Alpha 1 Antitrypsin

Written by: Solaris Diagnostics

 

  • Denotated as AAT or A1AT.
  • Protein produced in liver.
  • Used to protect the body tissue from infection fighting agents released from their own immune system especially their lungs.
  • Deficiency in AAT is a genetic disorder that is inherited
  • Symptoms usually appear in people between 20 and 50 years old.
  • Can be misdiagnosed as asthma in younger ages due to similar symptoms.
  • No cure only treatment.
  • Catching the AAT deficiency sooner has better quality of life for patients.
  • Blood test can help with early diagnoses and see what level of AAT is being produced.

Alpha 1 Antitrypsin, denoted as AAT or A1AT, is an important protein that is produced in the liver. AAT is an inhibitory protein with a potentially larger function against inflammatory diseases yet currently the main physiological function seems to protect the body from neutrophil elastase (3). Neutrophil elastase is helpful during an infection and can neutralize bacteria however it can also damage normal cell tissue including tissue in the lungs and liver. AAT can regulate neutrophil elastase to minimize this damage to normal cell tissue. (3)

Issues can arise though if an individual has an AAT deficiency which is an inherited genetic disease (1). It can be misdiagnosed, especially early on in life, as asthma due to the fact asthma shares some similar symptoms of AAT deficiency like shortness of breath with the medicine and treatment for asthma helping minimize the AAT deficiency symptoms as well (1). The lack of AAT has some damaging effects on the body especially the lungs. It leads to lung diseases like COPD and Emphysema which is potentially made worse if the individual smokes (4).
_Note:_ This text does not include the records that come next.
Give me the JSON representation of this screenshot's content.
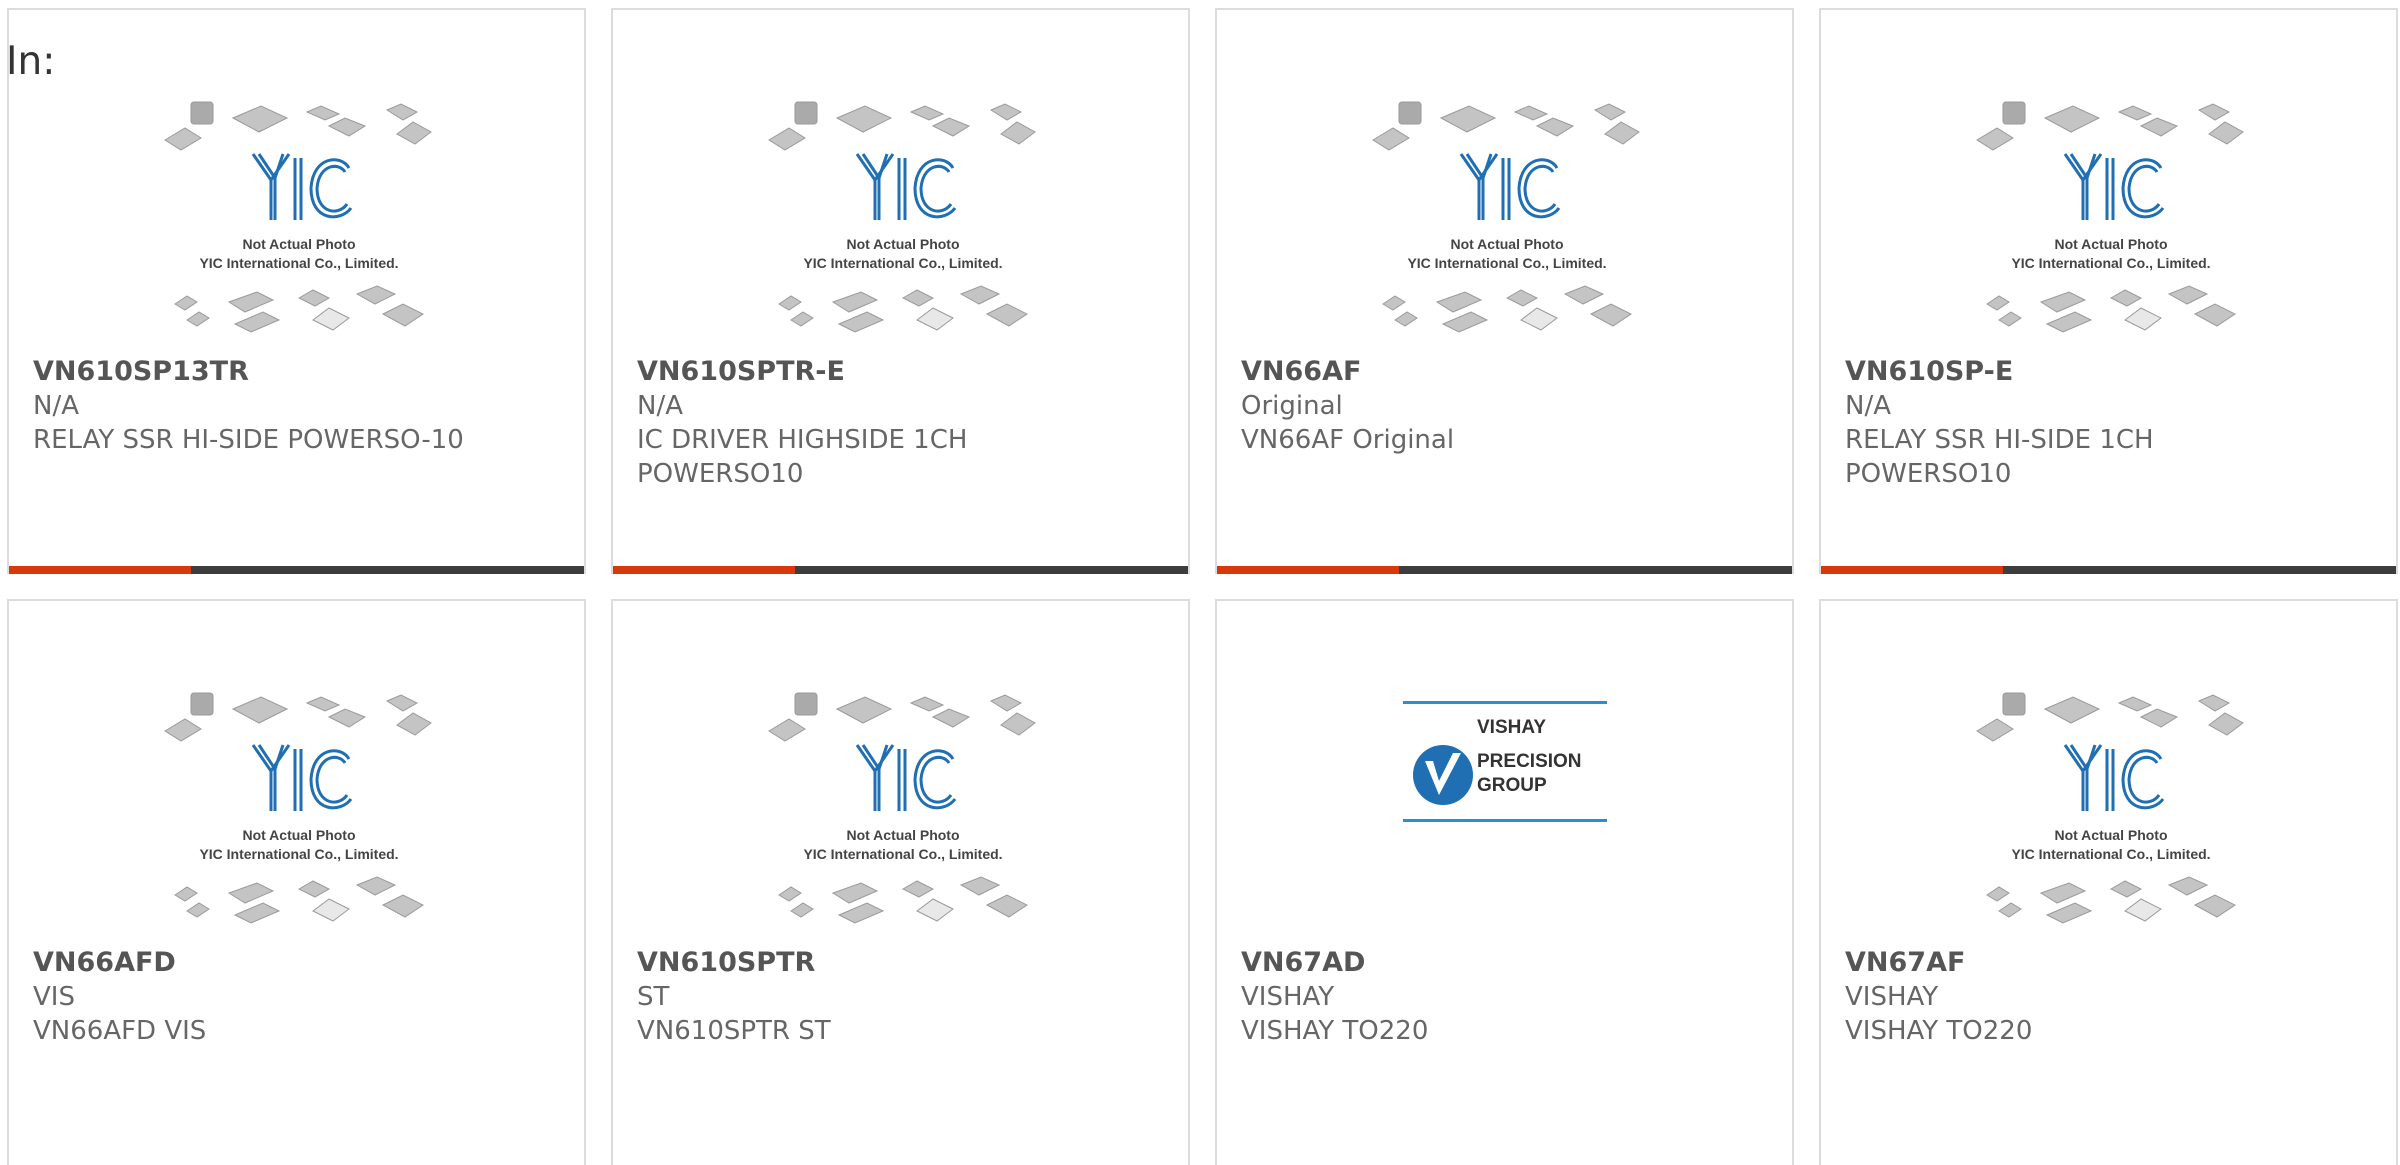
{
  "page": {
    "label": "In:"
  },
  "placeholder_image": {
    "line1": "Not Actual Photo",
    "line2": "YIC International Co., Limited.",
    "logo": "YIC"
  },
  "vishay_logo": {
    "line1": "VISHAY",
    "line2": "PRECISION",
    "line3": "GROUP"
  },
  "colors": {
    "accent": "#d9380c",
    "bar": "#3d3d3d",
    "logo_blue": "#1f6fb2",
    "text": "#666666"
  },
  "products": [
    {
      "part": "VN610SP13TR",
      "manufacturer": "N/A",
      "description": "RELAY SSR HI-SIDE POWERSO-10",
      "image": "placeholder"
    },
    {
      "part": "VN610SPTR-E",
      "manufacturer": "N/A",
      "description": "IC DRIVER HIGHSIDE 1CH POWERSO10",
      "image": "placeholder"
    },
    {
      "part": "VN66AF",
      "manufacturer": "Original",
      "description": "VN66AF Original",
      "image": "placeholder"
    },
    {
      "part": "VN610SP-E",
      "manufacturer": "N/A",
      "description": "RELAY SSR HI-SIDE 1CH POWERSO10",
      "image": "placeholder"
    },
    {
      "part": "VN66AFD",
      "manufacturer": "VIS",
      "description": "VN66AFD VIS",
      "image": "placeholder"
    },
    {
      "part": "VN610SPTR",
      "manufacturer": "ST",
      "description": "VN610SPTR ST",
      "image": "placeholder"
    },
    {
      "part": "VN67AD",
      "manufacturer": "VISHAY",
      "description": "VISHAY TO220",
      "image": "vishay"
    },
    {
      "part": "VN67AF",
      "manufacturer": "VISHAY",
      "description": "VISHAY TO220",
      "image": "placeholder"
    }
  ]
}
Typically, AAT deficiency goes unnoticed with symptoms appearing between the age range of 20 to 50 years old (1). Some of the best ways to detect if someone has a AAT deficiency is through a blood test or genetic testing. A blood test can measure the levels of AAT protein in your blood which can be a helpful first step in a diagnosing someone with the disease if their AAT levels are lower than the normal ranges. From there, genetic testing can be used to further determine if the individual has one of the many mutated alleles with the two most common deficient AAT alleles being PiS and PiZ (5).

Catching AAT deficiency as soon as possible helps those afflicted with the genetic disorder to live longer lives. Treatment early on can help reduce the long-term effects AAT deficiency has on the lungs.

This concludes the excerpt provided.